– Нет у меня никакой бабки, – угрюмо буркнула я. И совсем уж бестактно добавила: – Только прадед мой… с вами на Курской дуге воевал.

– Ладно, Ангелина, – устало вздохнул профессор. – Я напишу свое заключение. Что вам – с определенной долей вероятности – можно помочь. Будем надеяться, этот ваш фонд вас не оставит. – И совсем тихо добавил: – По крайней мере, я буду молиться за это.

– А я, – вырвалось у меня, – когда поправлюсь, обязательно попробую вас нарисовать. Мне почему-то кажется: у вас очень необычное лицо… Такое… многоликое. Иногда доброе, совсем домашнее. А в операционной – конечно, совсем другое. Жесткое, даже злое. И глаза у вас синие. Я угадала?

– Нет, – усмехнулся он.

– Значит, вы просто обязаны меня вылечить, – парировала я. – Чтоб я могла не гадать, а увидеть своими глазами.

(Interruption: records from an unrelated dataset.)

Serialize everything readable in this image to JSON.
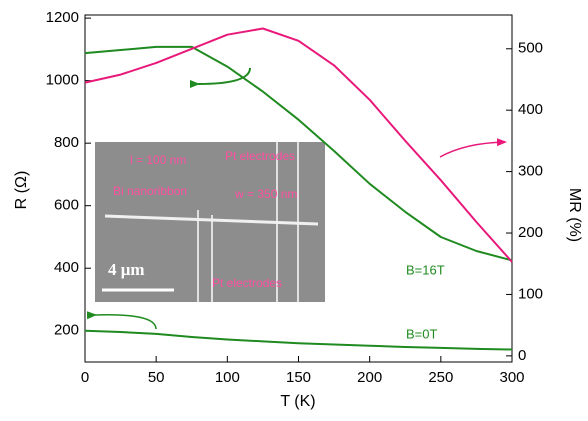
{
  "chart_data": {
    "type": "line",
    "x_label": "T (K)",
    "y_label": "R (Ω)",
    "y2_label": "MR (%)",
    "x": [
      0,
      25,
      50,
      75,
      100,
      125,
      150,
      175,
      200,
      225,
      250,
      275,
      300
    ],
    "xlim": [
      0,
      300
    ],
    "xticks": [
      0,
      50,
      100,
      150,
      200,
      250,
      300
    ],
    "ylim": [
      100,
      1210
    ],
    "yticks": [
      200,
      400,
      600,
      800,
      1000,
      1200
    ],
    "y2lim": [
      -10,
      555
    ],
    "y2ticks": [
      0,
      100,
      200,
      300,
      400,
      500
    ],
    "series": [
      {
        "name": "B=16T",
        "color": "#1f8a1f",
        "values": [
          1088,
          1098,
          1108,
          1108,
          1045,
          965,
          875,
          775,
          670,
          580,
          500,
          455,
          425
        ]
      },
      {
        "name": "B=0T",
        "color": "#1f8a1f",
        "values": [
          200,
          196,
          190,
          180,
          172,
          166,
          160,
          156,
          152,
          148,
          145,
          142,
          140
        ]
      },
      {
        "color": "#e8197a",
        "axis": "y2",
        "values": [
          445,
          458,
          477,
          500,
          523,
          533,
          513,
          473,
          417,
          350,
          286,
          218,
          153
        ]
      }
    ],
    "inset": {
      "labels": [
        "l = 100 nm",
        "Pt electrodes",
        "Bi nanoribbon",
        "w = 350 nm",
        "Pt electrodes"
      ],
      "scale_bar": "4 μm"
    }
  }
}
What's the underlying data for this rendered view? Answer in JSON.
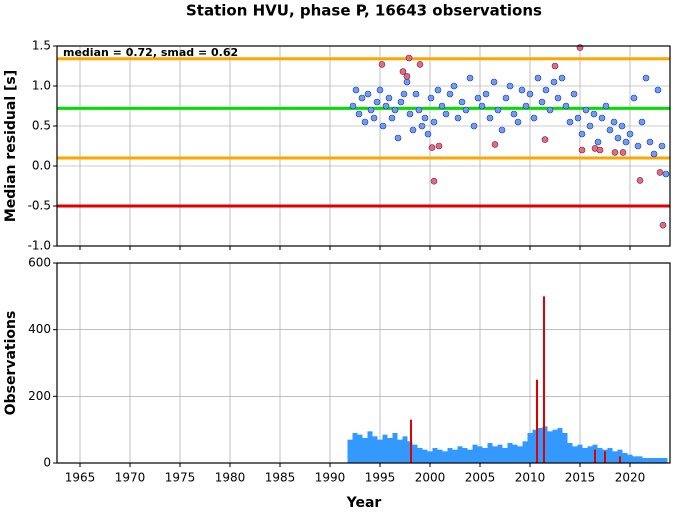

В конце концов, Мухин, как заверяет вездесущий «Форбс», давно миллиардер. И, коли уж он взялся мне помогать, неужели я не вымолю у него этого несчастного миллиона?…

* * *

Можно было просто ждать и надеяться на фонд, на профессора Штайна, на верного Павлика. Но я выбрала иной путь. Не пассивный, но деятельный. Решила не полагаться на чью-то милость, а бороться за свое счастье сама. Я всегда поступала так раньше, до своей злосчастной болезни.

Добиться аудиенции у Мухина действительно оказалось мне по силам – и уже через две недели после возвращения из Германии я, ужасно волнуясь, отправилась на встречу с великим человеком. Выглядела я… не знаю как. Наверно, неплохо. По крайней мере, Пашка меня всегда в этом уверял: «Ты чуть поправилась, но тебе это даже к лицу. И вид отдохнувший, потому что наконец высыпаешься». Ну а оделась я в любимый костюм, который когда-то выбирала еще сама, своими глазами. И на каблуки влезла, будем надеяться, на пути к монаршему офису мне не встретится какой-нибудь предательской выбоины в асфальте.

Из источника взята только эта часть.